This study investigates whether Bitcoin (BTC) can provide a hedge against the fiat currencies in Asia over various investment horizons. We focus on Asia because it is one of the fastest‐growing regions worldwide, where cryptocurrencies are actively traded. A wavelet transform technique is combined with a multivariate factor stochastic volatility (SV) model to examine the dynamic correlation properties and risk reduction effectiveness of BTC in both the time and frequency domains. We use gold and oil as benchmarks and compared their results with those of BTC. The estimated correlations indicate that the Asian currencies tend to be negatively correlated with BTC; therefore, the latter could provide a hedge against the former over the medium (8–32 days) and long (32–64 days) terms. By contrast, Asian currencies tend to be positively correlated with oil and gold for the same horizons. We also analyze the downside risk reduction effectiveness of BTC for the portfolio of Asian currencies and find that BTC provides better risk reduction than oil and gold, particularly over the medium and long terms. This study makes significant contributions to the literature by demonstrating that the correlation properties and risk reduction effectiveness of BTC differ depending on the investment horizons.

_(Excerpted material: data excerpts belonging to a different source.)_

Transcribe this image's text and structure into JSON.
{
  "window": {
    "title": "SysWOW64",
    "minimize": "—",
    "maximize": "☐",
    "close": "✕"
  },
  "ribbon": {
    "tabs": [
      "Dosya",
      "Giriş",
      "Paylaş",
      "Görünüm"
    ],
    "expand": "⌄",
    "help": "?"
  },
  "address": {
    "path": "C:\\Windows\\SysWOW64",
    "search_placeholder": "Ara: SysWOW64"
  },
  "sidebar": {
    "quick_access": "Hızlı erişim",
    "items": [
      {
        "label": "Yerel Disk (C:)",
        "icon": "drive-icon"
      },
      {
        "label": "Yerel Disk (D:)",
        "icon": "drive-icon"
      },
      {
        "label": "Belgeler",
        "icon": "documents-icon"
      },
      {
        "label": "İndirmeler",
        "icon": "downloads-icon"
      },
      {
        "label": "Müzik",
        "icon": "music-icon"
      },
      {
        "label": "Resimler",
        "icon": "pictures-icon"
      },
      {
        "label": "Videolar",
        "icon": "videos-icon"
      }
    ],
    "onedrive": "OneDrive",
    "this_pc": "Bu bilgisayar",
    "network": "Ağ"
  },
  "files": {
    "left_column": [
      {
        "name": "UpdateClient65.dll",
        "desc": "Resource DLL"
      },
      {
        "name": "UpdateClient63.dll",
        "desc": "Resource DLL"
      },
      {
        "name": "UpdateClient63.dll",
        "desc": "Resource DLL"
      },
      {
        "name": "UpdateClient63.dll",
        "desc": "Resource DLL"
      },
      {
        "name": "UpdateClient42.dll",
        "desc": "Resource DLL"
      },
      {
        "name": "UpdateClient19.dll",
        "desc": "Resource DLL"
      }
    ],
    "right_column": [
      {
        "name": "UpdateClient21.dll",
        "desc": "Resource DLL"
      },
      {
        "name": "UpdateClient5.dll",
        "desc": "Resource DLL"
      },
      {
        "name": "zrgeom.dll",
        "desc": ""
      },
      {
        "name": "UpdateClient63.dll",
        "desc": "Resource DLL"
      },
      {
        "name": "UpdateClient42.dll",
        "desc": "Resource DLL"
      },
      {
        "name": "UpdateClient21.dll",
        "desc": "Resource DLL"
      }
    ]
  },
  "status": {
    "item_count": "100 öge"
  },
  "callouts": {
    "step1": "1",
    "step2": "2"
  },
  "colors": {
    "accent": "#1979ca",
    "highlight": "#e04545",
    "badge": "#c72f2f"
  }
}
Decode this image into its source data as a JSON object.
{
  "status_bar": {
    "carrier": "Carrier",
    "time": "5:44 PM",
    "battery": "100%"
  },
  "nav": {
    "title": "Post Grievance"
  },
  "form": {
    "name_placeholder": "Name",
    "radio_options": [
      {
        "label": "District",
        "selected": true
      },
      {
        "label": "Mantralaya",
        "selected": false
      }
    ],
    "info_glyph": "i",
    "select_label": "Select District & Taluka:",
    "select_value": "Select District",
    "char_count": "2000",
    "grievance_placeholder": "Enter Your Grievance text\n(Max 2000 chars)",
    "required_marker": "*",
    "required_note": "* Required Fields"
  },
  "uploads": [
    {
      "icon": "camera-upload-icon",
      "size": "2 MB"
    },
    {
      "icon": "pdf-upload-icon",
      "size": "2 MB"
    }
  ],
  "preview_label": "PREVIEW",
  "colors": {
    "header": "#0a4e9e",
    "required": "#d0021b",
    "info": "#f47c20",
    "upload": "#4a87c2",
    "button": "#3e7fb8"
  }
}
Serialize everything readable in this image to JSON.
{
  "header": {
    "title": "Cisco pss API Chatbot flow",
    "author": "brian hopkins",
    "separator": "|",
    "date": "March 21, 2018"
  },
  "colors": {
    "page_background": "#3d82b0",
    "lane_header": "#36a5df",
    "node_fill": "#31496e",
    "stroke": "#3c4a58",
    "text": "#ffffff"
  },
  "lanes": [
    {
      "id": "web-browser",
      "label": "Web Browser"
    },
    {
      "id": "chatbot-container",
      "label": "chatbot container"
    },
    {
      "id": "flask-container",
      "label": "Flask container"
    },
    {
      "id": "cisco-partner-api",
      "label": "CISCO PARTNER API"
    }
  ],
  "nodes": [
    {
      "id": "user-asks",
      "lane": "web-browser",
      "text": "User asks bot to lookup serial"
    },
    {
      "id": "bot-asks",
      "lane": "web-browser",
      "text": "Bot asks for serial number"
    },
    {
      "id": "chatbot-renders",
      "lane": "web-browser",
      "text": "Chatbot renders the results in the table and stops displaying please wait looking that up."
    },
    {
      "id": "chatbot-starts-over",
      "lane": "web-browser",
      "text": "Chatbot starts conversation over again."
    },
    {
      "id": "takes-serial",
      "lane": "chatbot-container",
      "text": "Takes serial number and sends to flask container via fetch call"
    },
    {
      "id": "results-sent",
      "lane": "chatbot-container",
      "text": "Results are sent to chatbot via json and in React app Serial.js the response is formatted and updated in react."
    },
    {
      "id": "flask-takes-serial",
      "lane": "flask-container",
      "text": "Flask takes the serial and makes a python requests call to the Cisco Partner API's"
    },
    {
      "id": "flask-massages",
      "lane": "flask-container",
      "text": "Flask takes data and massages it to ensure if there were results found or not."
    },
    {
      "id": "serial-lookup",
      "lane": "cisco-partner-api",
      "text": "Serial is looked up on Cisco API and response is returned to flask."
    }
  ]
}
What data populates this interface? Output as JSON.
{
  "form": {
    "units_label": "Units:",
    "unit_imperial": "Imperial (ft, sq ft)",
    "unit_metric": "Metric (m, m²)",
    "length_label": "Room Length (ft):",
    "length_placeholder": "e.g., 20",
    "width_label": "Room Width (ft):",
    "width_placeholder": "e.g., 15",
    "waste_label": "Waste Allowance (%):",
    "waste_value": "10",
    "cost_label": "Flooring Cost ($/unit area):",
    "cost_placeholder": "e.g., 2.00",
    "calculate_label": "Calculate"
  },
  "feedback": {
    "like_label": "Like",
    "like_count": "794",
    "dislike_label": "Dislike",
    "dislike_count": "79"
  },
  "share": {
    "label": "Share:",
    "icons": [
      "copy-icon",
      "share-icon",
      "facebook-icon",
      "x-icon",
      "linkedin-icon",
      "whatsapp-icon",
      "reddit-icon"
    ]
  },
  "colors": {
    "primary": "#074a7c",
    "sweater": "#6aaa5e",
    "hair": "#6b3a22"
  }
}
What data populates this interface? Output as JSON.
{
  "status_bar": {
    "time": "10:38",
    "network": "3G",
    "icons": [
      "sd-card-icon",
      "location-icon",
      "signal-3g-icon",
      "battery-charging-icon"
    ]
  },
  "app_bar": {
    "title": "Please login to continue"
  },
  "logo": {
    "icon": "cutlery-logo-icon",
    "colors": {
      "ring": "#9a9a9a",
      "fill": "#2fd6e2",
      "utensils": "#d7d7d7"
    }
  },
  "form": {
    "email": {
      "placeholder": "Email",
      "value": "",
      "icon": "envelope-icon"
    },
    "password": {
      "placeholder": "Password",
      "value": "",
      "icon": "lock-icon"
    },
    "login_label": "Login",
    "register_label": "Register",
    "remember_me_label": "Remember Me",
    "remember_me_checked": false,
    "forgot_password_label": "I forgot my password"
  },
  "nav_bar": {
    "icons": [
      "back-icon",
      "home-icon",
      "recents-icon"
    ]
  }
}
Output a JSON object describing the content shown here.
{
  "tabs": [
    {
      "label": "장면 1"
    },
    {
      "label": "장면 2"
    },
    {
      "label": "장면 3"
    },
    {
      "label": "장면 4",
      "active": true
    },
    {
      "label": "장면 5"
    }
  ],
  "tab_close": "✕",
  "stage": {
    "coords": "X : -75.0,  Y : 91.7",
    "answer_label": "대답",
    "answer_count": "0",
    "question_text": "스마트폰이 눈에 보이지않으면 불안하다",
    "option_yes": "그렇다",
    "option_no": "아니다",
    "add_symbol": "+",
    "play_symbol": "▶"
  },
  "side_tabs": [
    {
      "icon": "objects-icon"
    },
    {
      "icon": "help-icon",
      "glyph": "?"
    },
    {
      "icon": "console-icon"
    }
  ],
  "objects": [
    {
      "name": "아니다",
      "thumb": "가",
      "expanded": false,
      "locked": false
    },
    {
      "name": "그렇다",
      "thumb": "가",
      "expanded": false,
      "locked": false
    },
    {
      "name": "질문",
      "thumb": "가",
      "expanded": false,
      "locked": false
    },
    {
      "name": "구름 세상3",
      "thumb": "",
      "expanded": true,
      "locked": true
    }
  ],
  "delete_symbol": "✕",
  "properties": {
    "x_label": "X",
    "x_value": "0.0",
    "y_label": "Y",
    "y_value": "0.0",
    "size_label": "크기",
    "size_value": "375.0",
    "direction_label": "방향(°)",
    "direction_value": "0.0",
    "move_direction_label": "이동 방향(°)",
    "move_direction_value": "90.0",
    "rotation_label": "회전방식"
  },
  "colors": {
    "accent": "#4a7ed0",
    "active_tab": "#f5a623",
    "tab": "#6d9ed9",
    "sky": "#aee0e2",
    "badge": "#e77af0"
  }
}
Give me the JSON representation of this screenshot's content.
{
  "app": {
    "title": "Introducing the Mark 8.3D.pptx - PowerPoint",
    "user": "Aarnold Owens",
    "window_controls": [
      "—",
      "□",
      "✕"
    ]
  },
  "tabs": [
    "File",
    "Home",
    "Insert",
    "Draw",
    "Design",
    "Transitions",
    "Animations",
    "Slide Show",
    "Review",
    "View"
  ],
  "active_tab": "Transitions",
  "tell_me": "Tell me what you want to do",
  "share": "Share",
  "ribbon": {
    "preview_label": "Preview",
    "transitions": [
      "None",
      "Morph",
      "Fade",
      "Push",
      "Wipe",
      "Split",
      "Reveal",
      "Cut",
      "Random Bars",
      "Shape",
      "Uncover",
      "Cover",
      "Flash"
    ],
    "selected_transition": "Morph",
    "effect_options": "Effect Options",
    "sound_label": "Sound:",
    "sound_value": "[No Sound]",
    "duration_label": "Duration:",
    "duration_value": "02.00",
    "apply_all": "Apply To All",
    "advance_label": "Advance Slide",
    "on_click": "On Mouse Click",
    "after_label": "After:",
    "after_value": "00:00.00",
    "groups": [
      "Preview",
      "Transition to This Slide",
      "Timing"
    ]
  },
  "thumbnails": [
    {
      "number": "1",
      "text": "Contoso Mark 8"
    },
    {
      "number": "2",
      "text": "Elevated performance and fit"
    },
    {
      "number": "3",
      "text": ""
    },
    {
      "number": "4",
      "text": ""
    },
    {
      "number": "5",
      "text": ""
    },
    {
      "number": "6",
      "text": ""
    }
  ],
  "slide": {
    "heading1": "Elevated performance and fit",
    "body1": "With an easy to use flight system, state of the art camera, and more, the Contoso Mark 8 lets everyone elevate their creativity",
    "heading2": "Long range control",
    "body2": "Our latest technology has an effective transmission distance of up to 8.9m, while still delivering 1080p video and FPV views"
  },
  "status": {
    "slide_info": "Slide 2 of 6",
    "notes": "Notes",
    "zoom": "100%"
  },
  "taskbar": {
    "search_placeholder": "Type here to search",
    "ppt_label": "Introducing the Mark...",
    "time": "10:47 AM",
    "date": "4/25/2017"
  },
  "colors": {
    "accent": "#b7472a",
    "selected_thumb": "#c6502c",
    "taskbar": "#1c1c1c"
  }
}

We believe our findings using the wavelet‐based SV model can help heterogeneous investors detect portfolio risks and thus, identify optimal hedging strategies over various investment horizons.

Suggested Citation

  • Takuji Kinkyo, 2022. "Hedging capabilities of Bitcoin for Asian currencies," International Journal of Finance & Economics, John Wiley & Sons, Ltd., vol. 27(2), pages 1769-1784, April.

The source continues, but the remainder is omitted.